An Introductory Example
Elementary Ramsey Bounds
Ramsey Numbers for Hypergraphs
Points in Convex Position
Fermat's Last Theorem Over Finite Fields

A central idea in Ramsey theory is that complete disorder cannot persist. In any sufficiently large structure, some degree of order is guaranteed to appear.

The origins trace back to Frank Ramsey’s 1928 paper on the foundations of logic, where a combinatorial lemma appeared almost as a side remark. That lemma grew into a field of its own: Ramsey theory, the systematic study of the patterns that must appear within sufficiently large or complex objects. Its charm lies in the fact that one can encounter deep theorems through problems that sound almost recreational.

An Introductory Example

To demonstrate, a classic example is the party problem. Suppose you invite several guests to a gathering. No matter how the acquaintance relations among them are arranged, can one guarantee that a group of them will either all know each other or all be mutual strangers?

To formalize this, represent each guest by a vertex of a graph. Place an edge between two vertices if those guests know each other, and leave it absent otherwise. The question becomes: for a given integer $n$, how many vertices are required to ensure the existence of either a clique $K_n$ (a complete subgraph on $n$ vertices) or an independent set of size $n$?

Consider the case $n=3$. With five vertices, it is possible to avoid both configurations: for example, a 5-cycle contains no triangle (3-clique) and no independent set of size three.

But with six vertices, such avoidance is impossible. Indeed, select any vertex $v$. Among the remaining five vertices, by the pigeonhole principle $v$ is either adjacent to at least three of them, or non-adjacent to at least three. Suppose the first case holds.

If any two of these neighbors are adjacent, they together with $v$ form a 3-clique. If none are adjacent, they themselves form a 3-independent set.

The second case is entirely analogous. Thus, in every graph on six vertices, either a 3-clique or a 3-independent set must occur, meaning that the minimum number of guests required to guarantee three mutual acquaintances or three mutual strangers is six. We write this as

\[R(3,3) = 6,\]

the first nontrivial Ramsey number.

Elementary Ramsey Bounds

This example is the first instance of a much broader phenomenon, captured by the notion of Ramsey numbers. The Ramsey number $R(k,\ell)$ is defined to be the smallest integer $n$ such that every graph on $n$ vertices contains either a clique of size $k$ or an independent set of size $\ell$.

Equivalently, one may phrase the problem in terms of edge-colorings: consider a complete graph on $n$ vertices in which each edge is colored either red or blue.
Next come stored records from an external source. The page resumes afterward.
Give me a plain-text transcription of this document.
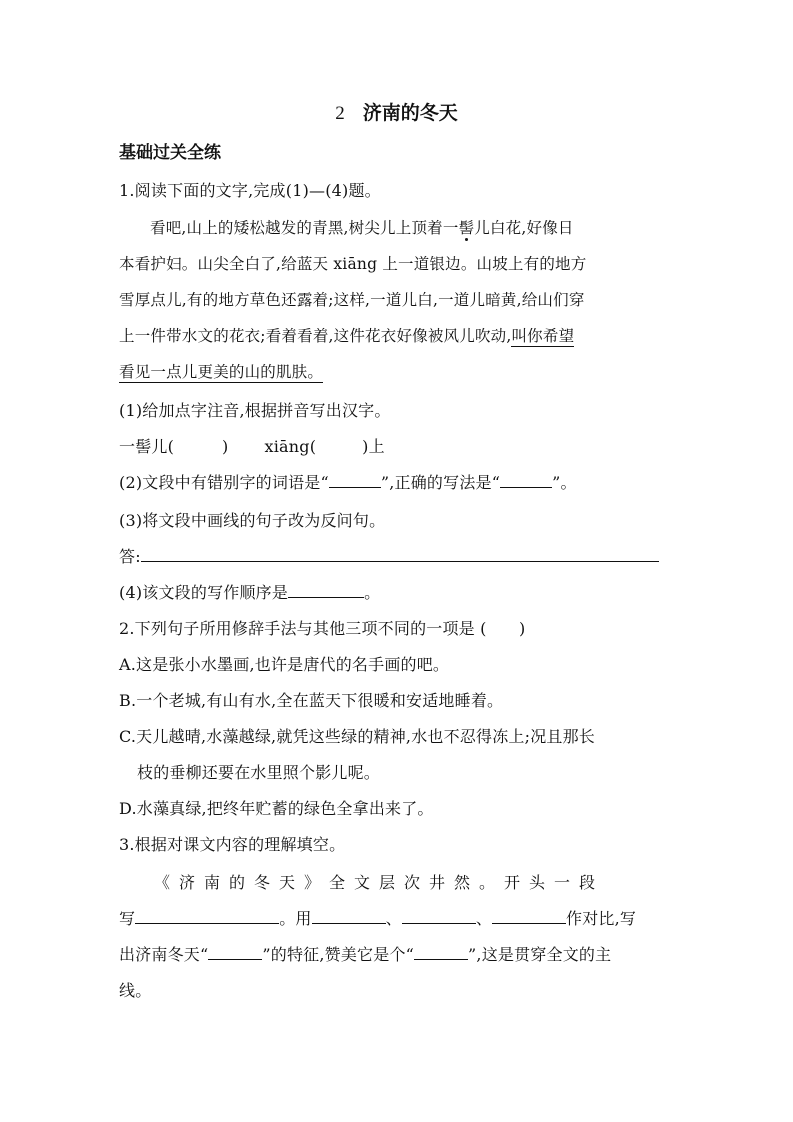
2 济南的冬天
基础过关全练
1.阅读下面的文字,完成(1)—(4)题。
看吧,山上的矮松越发的青黑,树尖儿上顶着一髻儿白花,好像日
本看护妇。山尖全白了,给蓝天 xiāng 上一道银边。山坡上有的地方
雪厚点儿,有的地方草色还露着;这样,一道儿白,一道儿暗黄,给山们穿
上一件带水文的花衣;看着看着,这件花衣好像被风儿吹动,叫你希望
看见一点儿更美的山的肌肤。
(1)给加点字注音,根据拼音写出汉字。
一髻儿(	) xiāng(	)上
(2)文段中有错别字的词语是“	”,正确的写法是“	”。
(3)将文段中画线的句子改为反问句。
答:
(4)该文段的写作顺序是	。
2.下列句子所用修辞手法与其他三项不同的一项是 (　　)
A.这是张小水墨画,也许是唐代的名手画的吧。
B.一个老城,有山有水,全在蓝天下很暖和安适地睡着。
C.天儿越晴,水藻越绿,就凭这些绿的精神,水也不忍得冻上;况且那长
枝的垂柳还要在水里照个影儿呢。
D.水藻真绿,把终年贮蓄的绿色全拿出来了。
3.根据对课文内容的理解填空。
《济南的冬天》全文层次井然。开头一段
写	。用	、	、	作对比,写
出济南冬天“	”的特征,赞美它是个“	”,这是贯穿全文的主
线。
Then $R(k,\ell)$ is the least $n$ for which such a coloring must contain either a red $K_k$ (a $k$-clique all of whose edges are red) or a blue $K_\ell$ (an $\ell$-clique all of whose edges are blue), regardless of how the colors are assigned.

Theorem 1

Ramsey numbers exist, ie. $R(k, \ell)$ is finite for all positive integers $k$ and $\ell$.

We establish the general recurrence by induction. Observe first that the boundary cases are immediate:

\[R(2,\ell) = \ell, \qquad R(k,2) = k.\]

Indeed, to avoid a red $K_2$, all edges must be blue, forcing a blue clique of size $\ell$; the argument is symmetric in the other case.

For the inductive step, suppose $k,\ell > 2$. Inspired by the proof of $R(3,3)=6$, consider a complete graph $G$ on $R(k-1,\ell) + R(k,\ell-1)$ vertices with edges colored red or blue. Fix any vertex $v \in G$. Among the remaining vertices, $v$ must be joined by at least $R(k-1,\ell)$ red edges or at least $R(k,\ell-1)$ blue edges.

If $v$ has at least $R(k-1,\ell)$ red neighbors, then within this red neighborhood we either find a red $K_{k-1}$ or a blue $K_\ell$ (by definition of Ramsey numbers). In the first case, adjoining $v$ produces a red $K_k$; in the second, we already have the required blue $K_\ell$.
Symmetrically, if $v$ has at least $R(k,\ell-1)$ blue neighbors, then either a blue $K_{\ell-1}$ arises (which, together with $v$, forms a blue $K_\ell$), or a red $K_k$ already appears.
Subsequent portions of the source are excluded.